7A. Conservative (First-Line)

  1. Pain Control

    • Acetaminophen (Paracetamol): Safe in all trimesters of pregnancy.

    • NSAIDs (e.g., Ibuprofen, Indomethacin): Generally used with caution and typically avoided in the 3rd trimester due to the risk of premature closure of the ductus arteriosus and other fetal complications.

    • Opioids: Reserved for severe pain when other measures are insufficient, under strict supervision.

  2. Rest & Hydration

    • Adequate hydration and bed rest can help reduce uterine irritability and contractions.

  3. Tocolytics (if preterm contractions occur)

    • Nifedipine: A calcium channel blocker that can reduce uterine contractions.

    • Indomethacin: An NSAID-based tocolytic, but typically avoided after 32 weeks of gestation.

    • Magnesium Sulfate: Sometimes used for neuroprotection of the fetus (in very preterm labor) and can have a tocolytic effect.

  4. Monitoring

    • Serial abdominal exams to ensure the pain and tenderness are improving.

    • Fetal monitoring to check for signs of distress or preterm labor.
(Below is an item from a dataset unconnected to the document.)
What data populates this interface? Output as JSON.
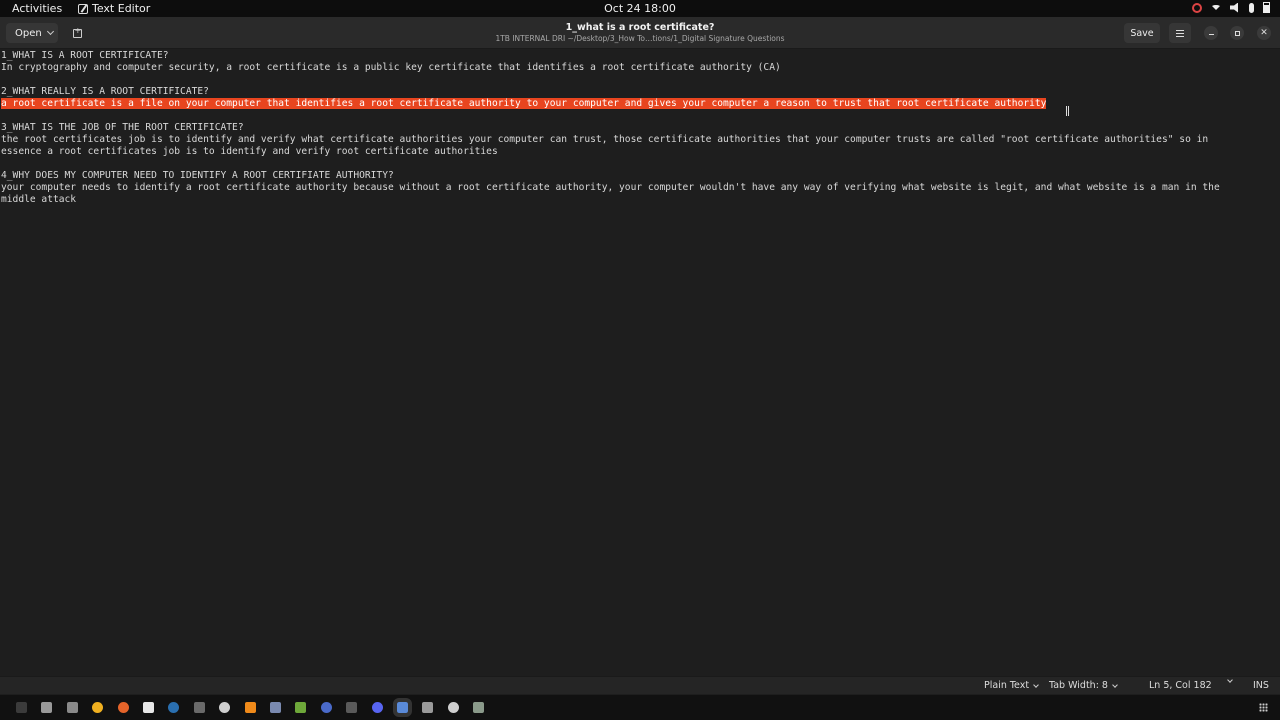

    • Follow-up ultrasounds to evaluate fibroid size and resolution of degenerative changes.

7B. Surgical (Rare)

  1. Myomectomy

    • Surgical removal of fibroids is generally avoided during pregnancy due to the risk of severe hemorrhage and potential harm to the pregnancy.
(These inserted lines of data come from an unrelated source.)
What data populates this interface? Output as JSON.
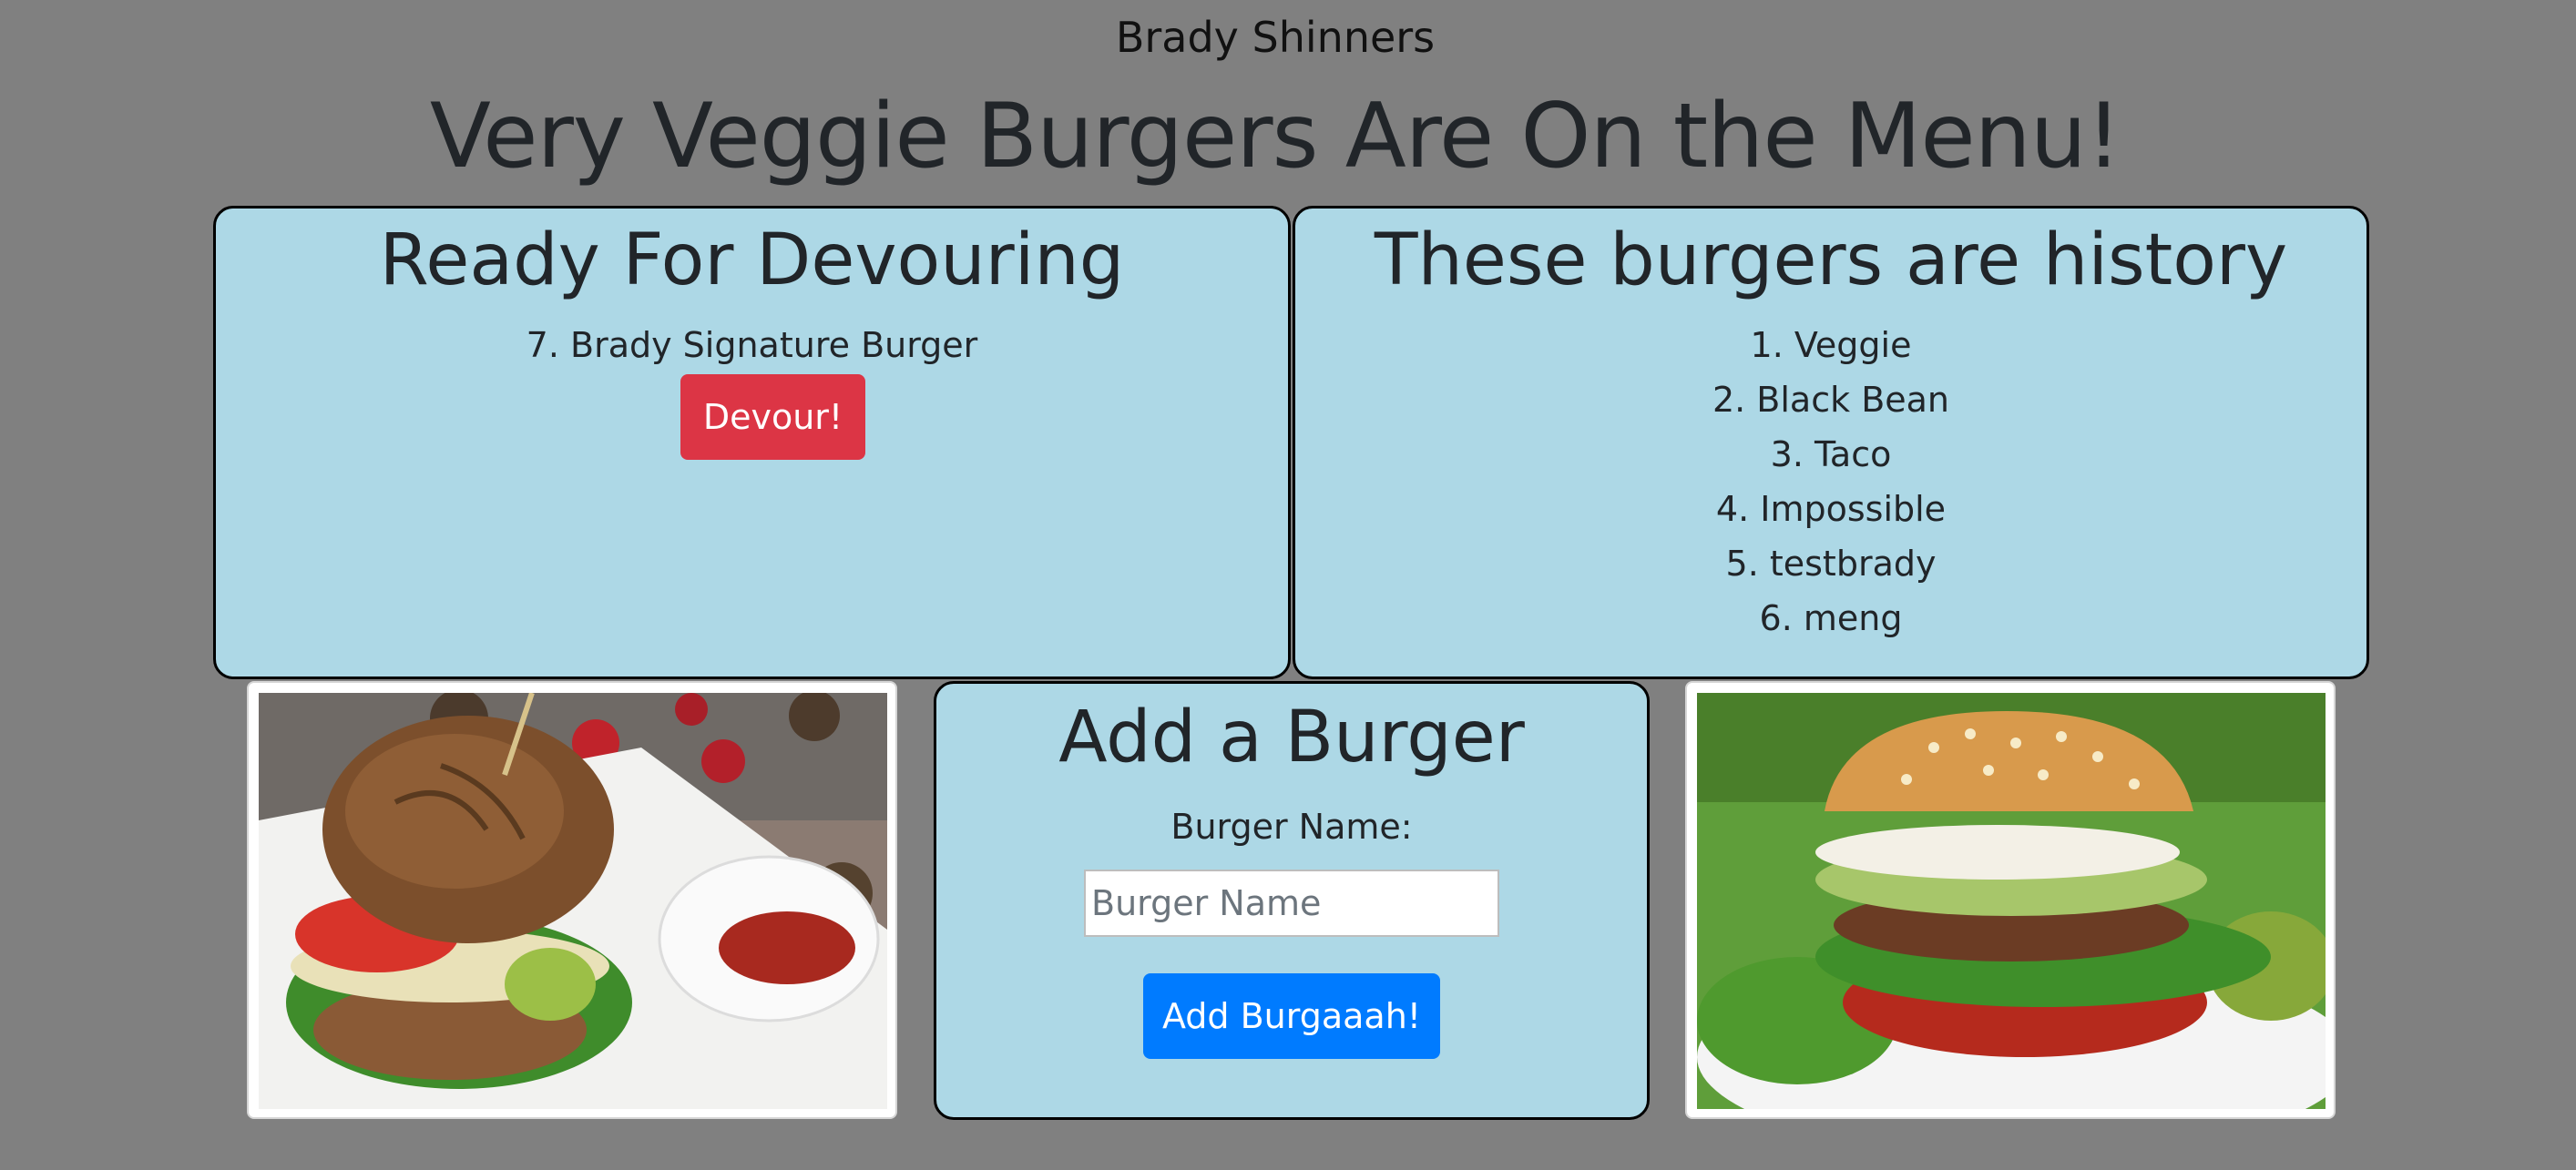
{
  "header": {
    "author": "Brady Shinners",
    "title": "Very Veggie Burgers Are On the Menu!"
  },
  "ready": {
    "title": "Ready For Devouring",
    "items": [
      {
        "label": "7. Brady Signature Burger",
        "button": "Devour!"
      }
    ]
  },
  "history": {
    "title": "These burgers are history",
    "items": [
      "1. Veggie",
      "2. Black Bean",
      "3. Taco",
      "4. Impossible",
      "5. testbrady",
      "6. meng"
    ]
  },
  "add_form": {
    "title": "Add a Burger",
    "label": "Burger Name:",
    "placeholder": "Burger Name",
    "value": "",
    "submit_label": "Add Burgaaah!"
  },
  "colors": {
    "background": "#808080",
    "panel": "#add8e6",
    "devour_button": "#dc3545",
    "add_button": "#007bff"
  }
}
    • It may be considered only in extreme cases where there is intractable pain unresponsive to medical management, or when uncontrolled hemorrhage threatens maternal hemodynamic stability.

  2. Cesarean Delivery with Concurrent Myomectomy

    • Sometimes performed at term or near term if the fibroid is subserosal or pedunculated and easily accessible.

    • However, the decision is individualized based on the size, location, and degree of fibroid vascularity.


 

8. Potential Complications

  • Preterm Labor: Excessive uterine irritability and contractions triggered by degenerating fibroids can lead to preterm cervical changes.

  • Chorioamnionitis (rare): In cases of severe infection secondary to necrotic tissue and infiltration by pathogens.

  • Acute Hemodynamic Instability: If a large fibroid bleeds significantly, resulting in hypovolemia.

  • Adverse Fetal Outcomes: Fetal growth restriction or abnormal fetal lie/presentation if large fibroids distort the uterine cavity.


 

9. Summary

Degenerative fibroids in pregnancy often undergo red (carneous) degeneration, which primarily presents with hemorrhage and significant pain. These complications arise from vascular compromise, leading to ischemia, venous thrombosis, and necrosis within the fibroid. The ensuing inflammatory response and local tissue breakdown exacerbate pain and can incite uterine contractions, posing risks such as preterm labor.Most cases are managed conservatively with pain control, rest, and, where necessary, tocolytics. Surgical intervention is rare but may be essential if there is uncontrolled hemorrhage or severe complications. A thorough differential diagnosis is crucial given the range of acute abdominal and pelvic pathologies in pregnancy. With vigilant management, outcomes for both mother and fetus are generally favorable.